Insufficient controls and safeguards over how EU member states spend a huge aid program designed to help them recover from the crisis caused by the COVID-19 pandemic is creating opportunities for fraud and mismanagement, the bloc’s financial watchdog warned on Wednesday .

The European Court of Auditors warned of a “accountability gap in protecting the European Union’s financial interests” as the 27 member states use €724 billion ($763 billion) to revitalize their economies, which took the biggest blow since the World War II During the Coronavirus Crisis.

“With such large sums at stake, it is imperative that EU taxpayers’ money is adequately protected,” said ECA President Tony Murphy.

Member States should draw up strict plans for the use of the funds and focus on forward-looking sectors that promote, among other things, the green and digital transition of their economies. However, the ECA exposed how such objectives and milestones of the program should be better monitored by the EU executive Commission, especially once they are rolled out. So far, about 20% of the grants and loan program have been disbursed.

Sometimes, it said, the Commission has no way of fully verifying that Member States’ information on how the money is spent is accurate and free from misuse.

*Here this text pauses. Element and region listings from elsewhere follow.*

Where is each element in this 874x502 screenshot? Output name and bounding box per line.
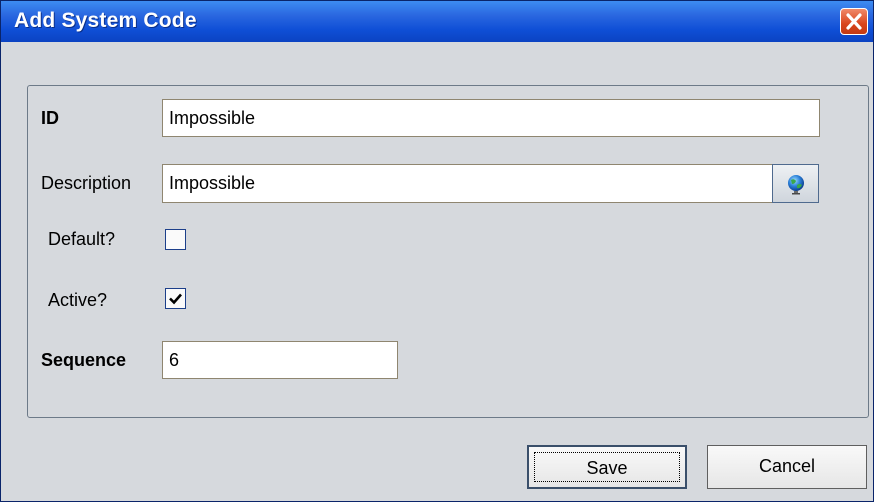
save-button-label: Save	[534, 452, 680, 482]
id-input[interactable]: Impossible	[162, 99, 820, 137]
sequence-input[interactable]: 6	[162, 341, 398, 379]
default-checkbox[interactable]	[165, 229, 186, 250]
default-label: Default?	[48, 229, 116, 249]
description-label: Description	[41, 173, 132, 193]
title-bar[interactable]: Add System Code	[1, 1, 873, 42]
close-icon	[846, 13, 862, 30]
dialog-window: Add System Code ID Impossible Descriptio…	[0, 0, 874, 502]
globe-icon	[788, 175, 804, 195]
cancel-button[interactable]: Cancel	[707, 445, 867, 489]
description-input[interactable]: Impossible	[162, 164, 774, 203]
sequence-label: Sequence	[41, 350, 127, 370]
active-checkbox[interactable]	[165, 288, 186, 309]
save-button[interactable]: Save	[527, 445, 687, 489]
checkmark-icon	[169, 293, 182, 305]
dialog-title: Add System Code	[14, 9, 197, 32]
id-label: ID	[41, 108, 59, 128]
translate-button[interactable]	[772, 164, 819, 203]
active-label: Active?	[48, 290, 108, 310]
close-button[interactable]	[840, 8, 868, 35]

“There is a gap in the assurance that the Commission can provide for the EU’s main pandemic recovery fund and a lack of accountability at the EU level,” Murphy said. “This poses a serious risk to the EU’s financial interests.”

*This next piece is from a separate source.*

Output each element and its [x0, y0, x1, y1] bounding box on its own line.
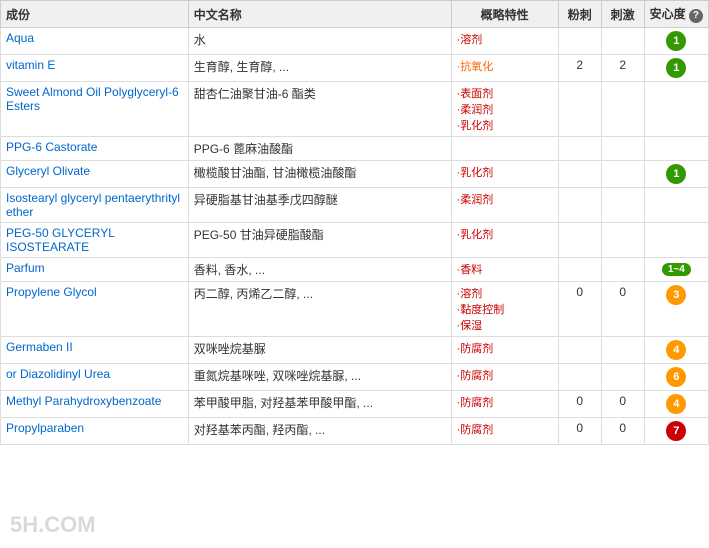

“Citizens will only trust new ways of EU funding if they can be sure that their money is well spent,” he added.

And it’s not just the citizens – often Member States’ confidence in how others spend joint funds goes that far too.

The huge fund to face the biggest recession in the EU’s history is partly based on common borrowing and will mainly be used as loans and grants by the countries hardest hit by the crisis. EU member states taking out loans together, sharing debts and spending in a spirit of solidarity was unthinkable within the EU for a long time.

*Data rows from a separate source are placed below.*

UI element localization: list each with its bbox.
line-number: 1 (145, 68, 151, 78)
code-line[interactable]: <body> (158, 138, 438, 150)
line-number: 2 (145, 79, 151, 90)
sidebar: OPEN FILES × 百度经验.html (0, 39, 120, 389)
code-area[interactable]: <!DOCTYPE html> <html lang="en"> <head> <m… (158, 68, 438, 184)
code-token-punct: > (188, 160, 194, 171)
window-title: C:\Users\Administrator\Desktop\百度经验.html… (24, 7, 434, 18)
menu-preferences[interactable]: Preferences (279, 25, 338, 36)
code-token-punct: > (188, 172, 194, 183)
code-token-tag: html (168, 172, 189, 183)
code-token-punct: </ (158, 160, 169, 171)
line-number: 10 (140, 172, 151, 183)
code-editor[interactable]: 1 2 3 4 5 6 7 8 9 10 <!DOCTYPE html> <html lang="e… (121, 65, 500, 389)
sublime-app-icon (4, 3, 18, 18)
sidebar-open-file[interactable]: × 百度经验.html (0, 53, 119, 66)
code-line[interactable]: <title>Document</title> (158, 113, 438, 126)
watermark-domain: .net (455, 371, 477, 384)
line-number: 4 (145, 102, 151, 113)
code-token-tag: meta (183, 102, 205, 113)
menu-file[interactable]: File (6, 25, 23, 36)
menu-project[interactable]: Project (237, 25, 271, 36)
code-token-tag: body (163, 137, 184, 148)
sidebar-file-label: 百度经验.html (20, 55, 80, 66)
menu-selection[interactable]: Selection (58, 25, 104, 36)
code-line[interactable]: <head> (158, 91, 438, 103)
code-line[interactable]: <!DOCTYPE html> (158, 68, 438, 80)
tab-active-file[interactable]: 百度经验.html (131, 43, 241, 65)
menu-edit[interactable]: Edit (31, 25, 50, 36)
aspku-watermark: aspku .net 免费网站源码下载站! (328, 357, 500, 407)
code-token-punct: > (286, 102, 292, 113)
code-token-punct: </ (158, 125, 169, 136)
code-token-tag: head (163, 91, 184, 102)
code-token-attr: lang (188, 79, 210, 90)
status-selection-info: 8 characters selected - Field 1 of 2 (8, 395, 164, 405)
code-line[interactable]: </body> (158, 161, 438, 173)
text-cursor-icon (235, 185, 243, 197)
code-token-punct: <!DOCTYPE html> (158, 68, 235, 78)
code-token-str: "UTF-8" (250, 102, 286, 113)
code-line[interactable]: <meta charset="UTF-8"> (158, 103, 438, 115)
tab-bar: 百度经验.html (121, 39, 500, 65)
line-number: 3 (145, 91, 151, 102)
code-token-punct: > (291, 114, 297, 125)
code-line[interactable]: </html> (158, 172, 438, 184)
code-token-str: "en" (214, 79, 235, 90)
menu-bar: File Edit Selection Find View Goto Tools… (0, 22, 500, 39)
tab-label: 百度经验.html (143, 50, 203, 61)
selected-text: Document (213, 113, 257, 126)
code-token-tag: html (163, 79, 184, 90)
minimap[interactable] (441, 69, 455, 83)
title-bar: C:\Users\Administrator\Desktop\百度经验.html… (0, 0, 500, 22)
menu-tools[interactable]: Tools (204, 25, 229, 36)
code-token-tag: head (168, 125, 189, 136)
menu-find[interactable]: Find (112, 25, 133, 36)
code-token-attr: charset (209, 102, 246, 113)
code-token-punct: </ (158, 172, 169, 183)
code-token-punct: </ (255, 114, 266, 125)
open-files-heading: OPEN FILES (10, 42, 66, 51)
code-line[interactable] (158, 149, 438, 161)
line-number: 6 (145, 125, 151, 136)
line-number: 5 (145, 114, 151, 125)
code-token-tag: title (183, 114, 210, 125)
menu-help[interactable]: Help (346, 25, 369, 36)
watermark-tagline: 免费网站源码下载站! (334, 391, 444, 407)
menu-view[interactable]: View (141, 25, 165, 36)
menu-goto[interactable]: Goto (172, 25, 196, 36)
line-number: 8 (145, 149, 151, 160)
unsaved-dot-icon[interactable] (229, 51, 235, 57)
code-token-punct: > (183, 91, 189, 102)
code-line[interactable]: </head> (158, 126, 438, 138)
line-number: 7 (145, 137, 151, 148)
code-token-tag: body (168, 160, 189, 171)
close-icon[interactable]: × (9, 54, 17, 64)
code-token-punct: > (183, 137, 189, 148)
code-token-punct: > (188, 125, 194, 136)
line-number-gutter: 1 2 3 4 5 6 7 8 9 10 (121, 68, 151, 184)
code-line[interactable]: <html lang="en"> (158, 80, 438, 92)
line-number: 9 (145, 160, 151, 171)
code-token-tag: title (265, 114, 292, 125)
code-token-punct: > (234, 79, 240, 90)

That’s another reason the Court wants to crack down on inappropriate spending, as they are, she said in a statement, “widespread in other EU spending programmes”.

The auditors acknowledged that the EU authorities acted quickly in setting up such a comprehensive system at short notice, especially given the need to reverse the economic fortunes of many Member States.

All too often the bloc has been accused of being too slow to react to urgent events and getting lost in complicated regulations while a crisis raged at the same time. This time, even though it is acting “in a relatively short period of time”, as the auditors noted, the Commission does not want to verify that everything will be well spent and has to rely too much on national controls.

“The Commission has little verified information through its own work on whether and how these national controls are carried out. Without assurance that these rules are being followed, there is a lack of accountability at EU level,” says the ECA report.

The COVID-19 program runs through 2026 and any comments made in the report can still be taken into account to improve the assessment.